Un recul politique mais pas un retrait financier
Le gouvernement a finalement renoncé à la mesure la plus attendue — et la plus critiquée —: le doublement du plafond annuel des franchises médicales. Annoncé par la ministre de la Santé, Stéphanie Rist, cet abandon intervient après des réactions vives d'associations de patients et d'acteurs du secteur. La hausse prévue ne disparaît toutefois pas : elle sera remplacée par une augmentation indexée sur l'inflation.
Ce que change la décision
Concrètement, le projet initial proposait de faire passer le plafond annuel des franchises de 100 € à 200 €. Ces franchises concernent les médicaments, les consultations, les transports liés aux soins et certains actes paramédicaux. La ministre a déclaré qu'elle renonçait à ce doublement «
dès 2026» et qu'une hausse sera appliquée mais calibrée sur l'indexation inflationniste, sans plus de précision chiffrée à ce stade.
Antécédents et enjeux budgétaires
Le débat autour des franchises médicales n'est pas neuf. En 2024, le gouvernement avait déjà doublé la franchise sur les médicaments, la faisant passer de 0,50 € à 1 €, une mesure qui avait généré 820 millions d'euros supplémentaires pour l'État, selon la Cour des comptes.
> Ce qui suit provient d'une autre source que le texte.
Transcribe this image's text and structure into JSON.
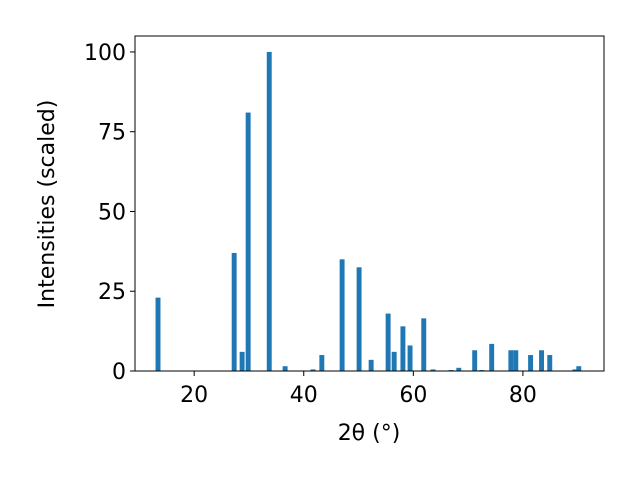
{
  "chart_data": {
    "type": "bar",
    "x_label": "2θ (°)",
    "y_label": "Intensities (scaled)",
    "color": "#1f77b4",
    "x": [
      13.4,
      27.3,
      28.75,
      29.85,
      33.7,
      36.6,
      41.7,
      43.3,
      47.0,
      50.1,
      52.3,
      55.4,
      56.5,
      58.1,
      59.4,
      61.9,
      63.6,
      66.9,
      68.3,
      71.2,
      72.5,
      74.3,
      77.8,
      78.7,
      81.4,
      83.4,
      84.9,
      89.5,
      90.2
    ],
    "values": [
      23,
      37,
      6,
      81,
      100,
      1.5,
      0.5,
      5,
      35,
      32.5,
      3.5,
      18,
      6,
      14,
      8,
      16.5,
      0.5,
      0.3,
      1,
      6.5,
      0.3,
      8.5,
      6.5,
      6.5,
      5,
      6.5,
      5,
      0.5,
      1.5
    ],
    "xlim": [
      9.2,
      94.8
    ],
    "ylim": [
      0,
      105
    ],
    "xticks": [
      20,
      40,
      60,
      80
    ],
    "yticks": [
      0,
      25,
      50,
      75,
      100
    ]
  }
}
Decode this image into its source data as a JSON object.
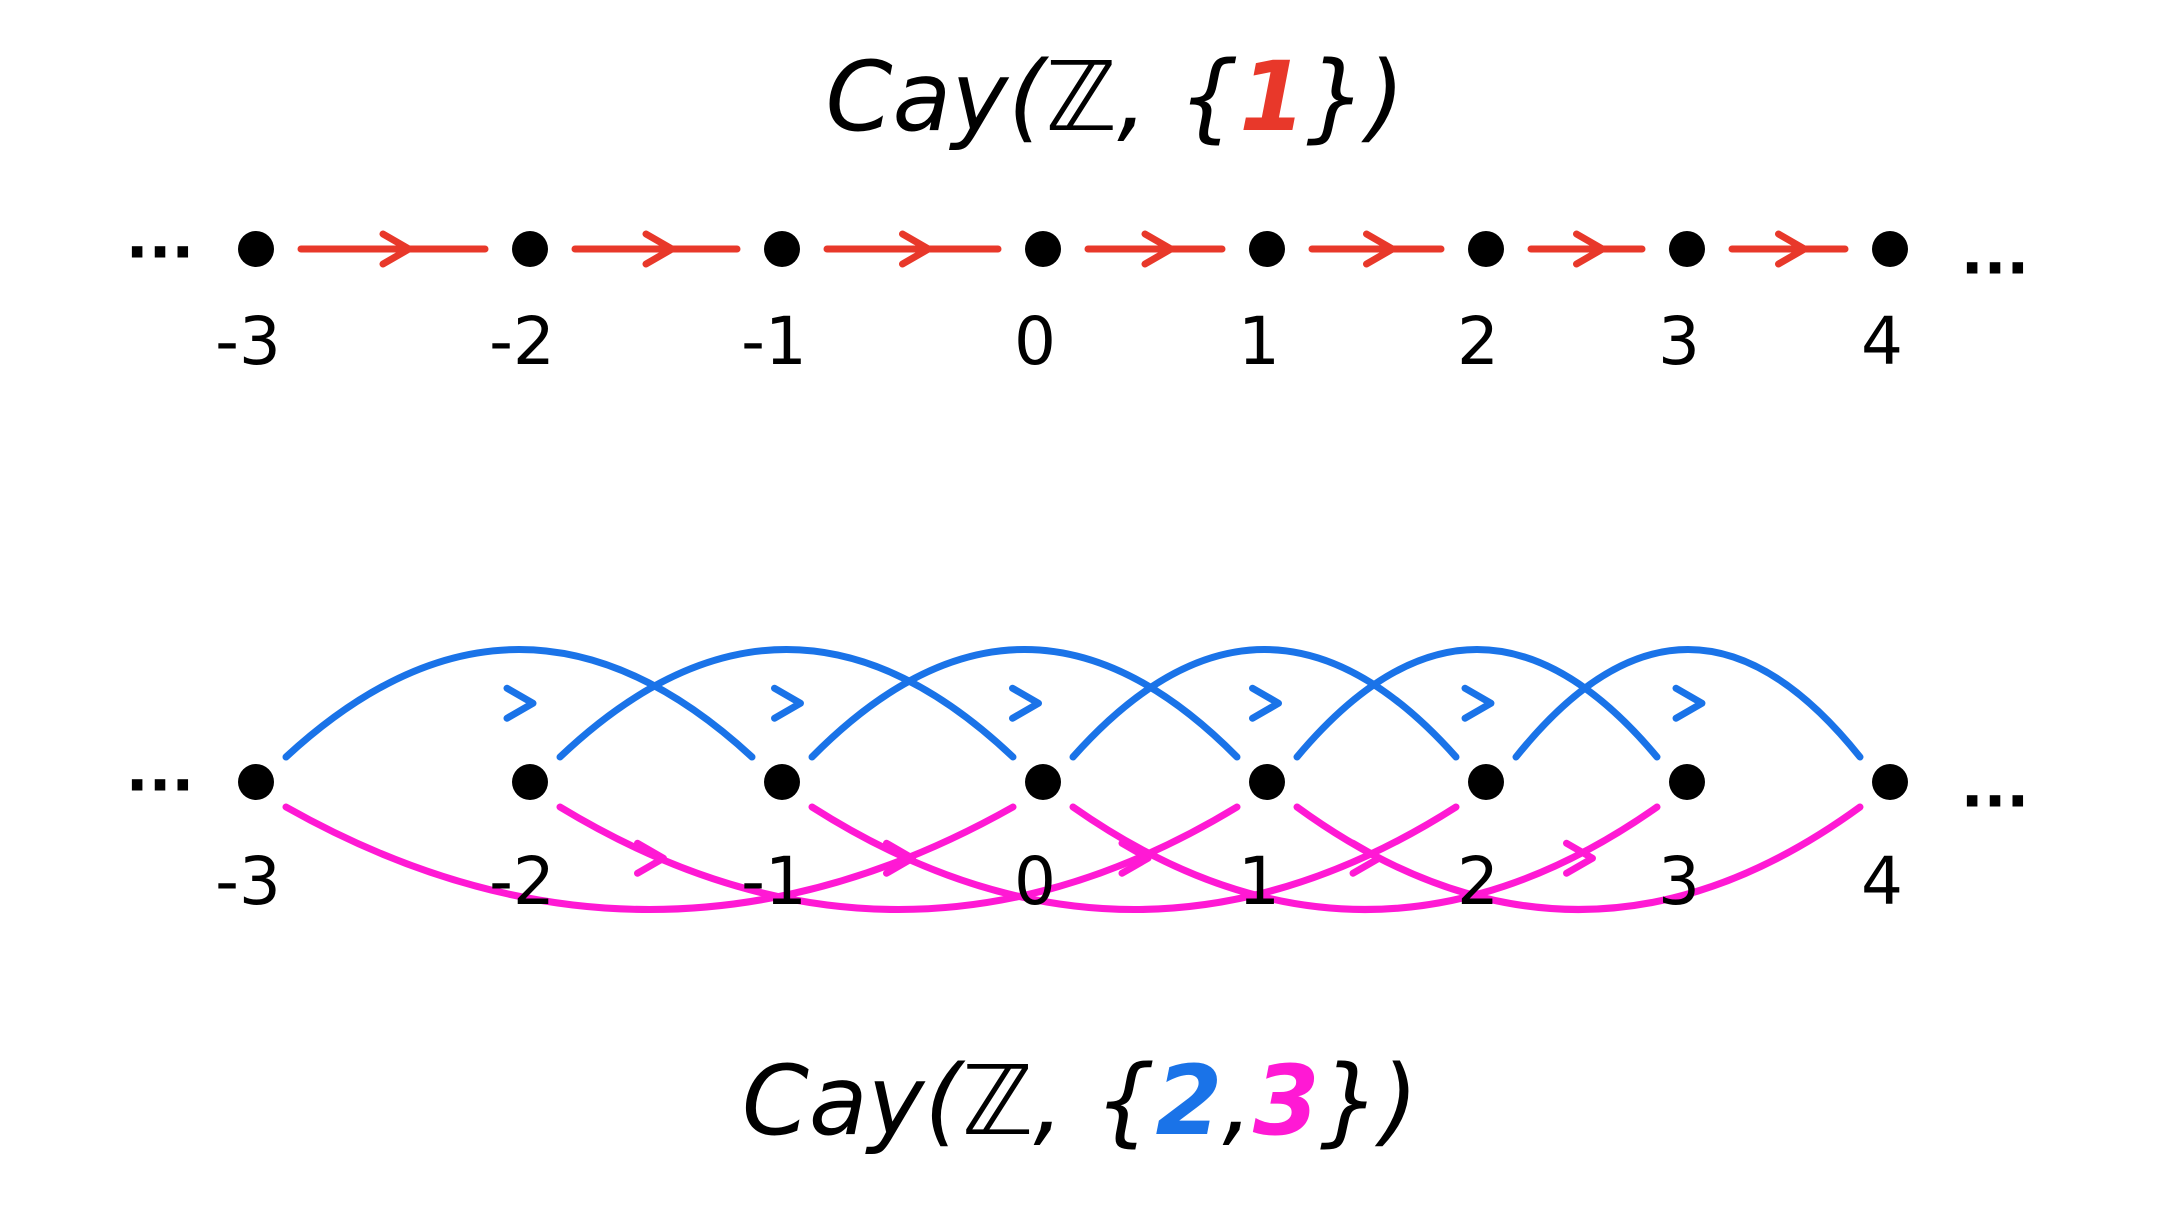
{
  "diagrams": [
    {
      "title": {
        "prefix": "Cay(ℤ, {",
        "separator": ",",
        "suffix": "})"
      },
      "generators": [
        {
          "label": "1",
          "color": "#e8382a"
        }
      ],
      "nodes": [
        "-3",
        "-2",
        "-1",
        "0",
        "1",
        "2",
        "3",
        "4"
      ],
      "ellipsis_left": "...",
      "ellipsis_right": "..."
    },
    {
      "title": {
        "prefix": "Cay(ℤ, {",
        "separator": ",",
        "suffix": "})"
      },
      "generators": [
        {
          "label": "2",
          "color": "#1a73e8"
        },
        {
          "label": "3",
          "color": "#ff19d4"
        }
      ],
      "nodes": [
        "-3",
        "-2",
        "-1",
        "0",
        "1",
        "2",
        "3",
        "4"
      ],
      "ellipsis_left": "...",
      "ellipsis_right": "..."
    }
  ]
}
En 2025, une tentative de doubler les plafonds avait été envisagée puis abandonnée, avant d'être à nouveau relancée cet été par l'exécutif.
Qui est concerné et quelles conséquences ?
- Les assurés : devront toujours faire face à des participations financières sur divers actes de soins, dont le niveau pourrait augmenter avec l'inflation.
- Les associations de patients : ont manifesté leur opposition, pointant un risque d'aggravation des inégalités d'accès aux soins.
- Les finances publiques : l'objectif déclaré était d'économiser avant l'ouverture des discussions budgétaires 2027 ; l'indexation devrait néanmoins produire des recettes, moindres qu'un doublement immédiat.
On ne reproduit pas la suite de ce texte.